In June 2022, the average sale price to starting price for properties sold in the 53 metropolitan areas analyzed was 102%, down from 103% in May 2022 and unchanged from June 2021. The closing price ratio e starting price expresses the average value of the selling price divided by the price that was originally requested at the time of sale. If it is greater than 100%, it means that the house was sold for a higher price than the original one. If it is less than 100%, it means that the house was sold at a lower price than the original price.

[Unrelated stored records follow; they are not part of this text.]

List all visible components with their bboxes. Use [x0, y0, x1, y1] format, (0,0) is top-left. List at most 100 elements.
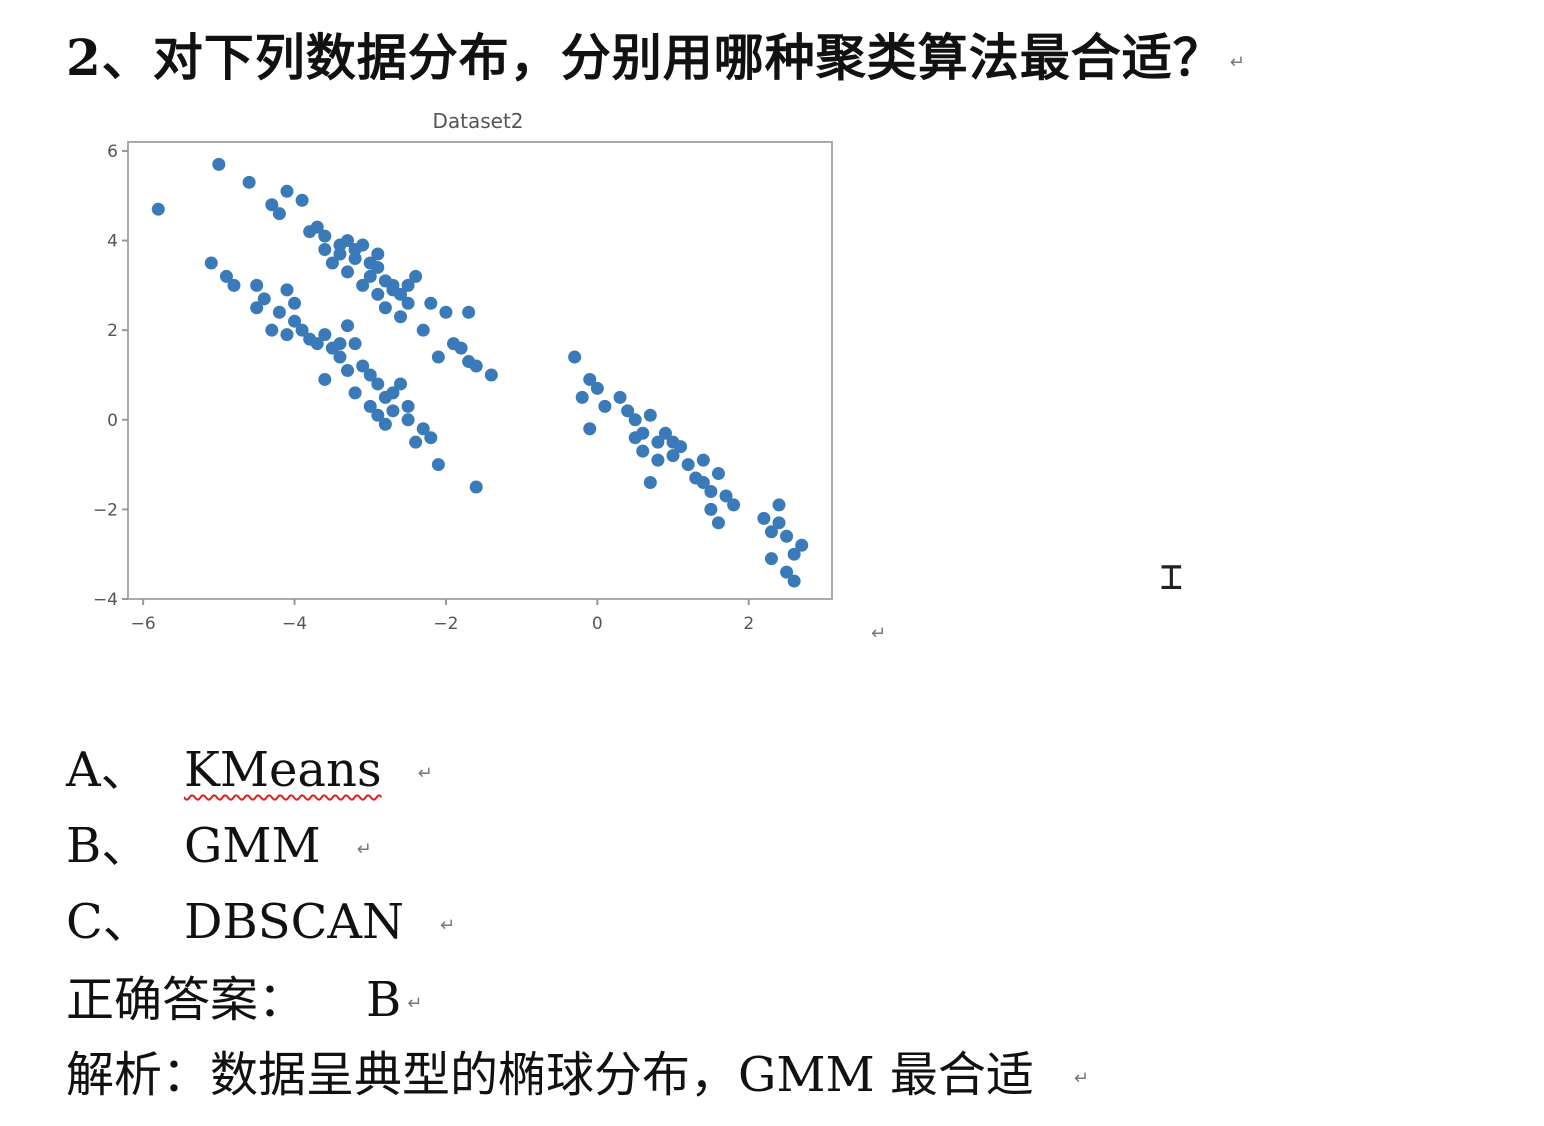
data-point — [151, 202, 165, 216]
paragraph-mark-icon: ↵ — [417, 763, 433, 784]
data-point — [363, 368, 377, 382]
data-point — [242, 175, 256, 189]
data-point — [575, 390, 589, 404]
question-text: 2、对下列数据分布，分别用哪种聚类算法最合适？ — [66, 28, 1224, 87]
data-point — [318, 372, 332, 386]
data-point — [469, 359, 483, 373]
option-letter: B、 — [66, 818, 150, 874]
data-point — [651, 453, 665, 467]
data-point — [780, 529, 794, 543]
data-point — [590, 381, 604, 395]
data-point — [643, 408, 657, 422]
option-a[interactable]: A、 KMeans ↵ — [66, 730, 433, 800]
option-b[interactable]: B、 GMM ↵ — [66, 806, 372, 876]
data-point — [280, 283, 294, 297]
data-point — [431, 350, 445, 364]
data-point — [371, 408, 385, 422]
data-point — [795, 538, 809, 552]
data-point — [333, 350, 347, 364]
option-letter: C、 — [66, 894, 151, 950]
x-tick-label: −6 — [131, 614, 156, 634]
data-point — [257, 292, 271, 306]
paragraph-mark-icon: ↵ — [1073, 1068, 1089, 1089]
data-point — [227, 278, 241, 292]
data-point — [288, 314, 302, 328]
data-point — [250, 278, 264, 292]
data-point — [658, 426, 672, 440]
data-point — [772, 516, 786, 530]
paragraph-mark-icon: ↵ — [407, 993, 423, 1014]
y-tick-label: 6 — [107, 142, 118, 162]
data-point — [621, 404, 635, 418]
data-point — [265, 323, 279, 337]
data-point — [371, 260, 385, 274]
data-point — [583, 422, 597, 436]
y-tick-label: −4 — [93, 590, 118, 610]
data-point — [568, 350, 582, 364]
data-point — [204, 256, 218, 270]
data-point — [764, 525, 778, 539]
chart-title: Dataset2 — [432, 109, 523, 133]
data-point — [416, 323, 430, 337]
data-point — [250, 301, 264, 315]
data-point — [636, 444, 650, 458]
data-point — [409, 435, 423, 449]
data-point — [280, 328, 294, 342]
axis-ticks: −6 −4 −2 0 2 −4 −2 0 2 4 6 — [93, 142, 754, 634]
data-point — [727, 498, 741, 512]
data-point — [333, 337, 347, 351]
data-point — [757, 511, 771, 525]
data-point — [787, 547, 801, 561]
question-title: 2、对下列数据分布，分别用哪种聚类算法最合适？ ↵ — [66, 18, 1246, 90]
option-text: KMeans — [184, 742, 382, 798]
data-point — [363, 399, 377, 413]
data-point — [348, 337, 362, 351]
data-point — [272, 207, 286, 221]
data-point — [764, 552, 778, 566]
scatter-chart-svg: Dataset2 −6 −4 −2 0 2 −4 −2 0 2 4 6 — [93, 109, 833, 634]
data-point — [310, 337, 324, 351]
data-point — [469, 480, 483, 494]
data-point — [219, 269, 233, 283]
data-point — [704, 484, 718, 498]
data-point — [711, 516, 725, 530]
data-point — [431, 458, 445, 472]
data-point — [341, 364, 355, 377]
x-tick-label: 0 — [592, 614, 603, 634]
option-letter: A、 — [66, 742, 149, 798]
data-point — [719, 489, 733, 503]
data-point — [424, 431, 438, 445]
data-point — [295, 193, 309, 207]
data-point — [272, 305, 286, 319]
data-point — [628, 431, 642, 445]
answer-label: 正确答案： — [66, 972, 307, 1028]
data-point — [333, 247, 347, 261]
data-point — [787, 574, 801, 588]
x-tick-label: 2 — [743, 614, 754, 634]
data-point — [439, 305, 453, 319]
answer-value: B — [366, 972, 402, 1028]
data-point — [613, 390, 627, 404]
analysis-text: 解析：数据呈典型的椭球分布，GMM 最合适 — [66, 1047, 1034, 1103]
data-point — [356, 359, 370, 373]
data-point — [651, 435, 665, 449]
data-point — [666, 449, 680, 463]
data-point — [341, 265, 355, 279]
option-c[interactable]: C、 DBSCAN ↵ — [66, 882, 455, 952]
data-point — [780, 565, 794, 579]
data-point — [303, 225, 317, 239]
data-point — [704, 502, 718, 516]
data-point — [371, 377, 385, 391]
data-point — [696, 453, 710, 467]
plot-frame — [127, 141, 833, 600]
data-point — [401, 413, 415, 427]
data-point — [401, 399, 415, 413]
paragraph-mark-icon: ↵ — [871, 623, 887, 644]
data-point — [394, 310, 408, 324]
data-point — [409, 269, 423, 283]
data-points — [151, 157, 809, 588]
data-point — [772, 498, 786, 512]
correct-answer: 正确答案： B ↵ — [66, 960, 422, 1030]
data-point — [318, 243, 332, 257]
option-text: GMM — [184, 818, 321, 874]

The metropolitan areas with the lowest sales price to starting price ratios were Coeur d’Alene, ID, and Miami, FL, at 97%, followed by Bozeman, MT, and New Orleans, LA, at 99%. The highest near-open price ratios were found in San Francisco, CA, at 109%, and Burlington, VT, at 107%, followed by five tied cities – Boston, MA, Richmond, VA, Manchester, NH, Hartford, CT, and Trenton , NJ – by 105%.
The number of properties for sale in June 2022 grew by 34.1% compared to May 2022 and by 27.5% compared to June 2021. Based on properties sold in June 2022, the average monthly sales trend increased to 1.4 months compared to 0.9 in May 2022 and 1.0 in June 2021. As of June 2022, the markets with the lowest supply were Charlotte, NC, and Manchester, NH, at 0.4, followed by Albuquerque, NM, at 0.5.
Nick Bailey, President and CEO: “The market is rebalancing thanks above all to the growth in supply and the slowdown in price increases. The last few years have been one of the most competitive periods ever for buyers, but we are finally seeing an improvement in conditions. The new scenario what takes place. is sketching, partly due to the increase in tariffs and partly the increase in supply, which for years has been stagnant, which has caused the frenzy among buyers that characterized the sales in 2021”.
Nate Martinez, consultant and owner of the RE/MAX Professionals agency in Phoenix (Arizona): “The Phoenix metropolitan area, which last month saw an increase in properties for sale that exceeded 20%, is transforming from a red-hot square to a much more balanced market, confirming the current trend. ‘increase in supply, more options appear for buyers, accompanied by a leveling of prices and less competitiveness for buyers”.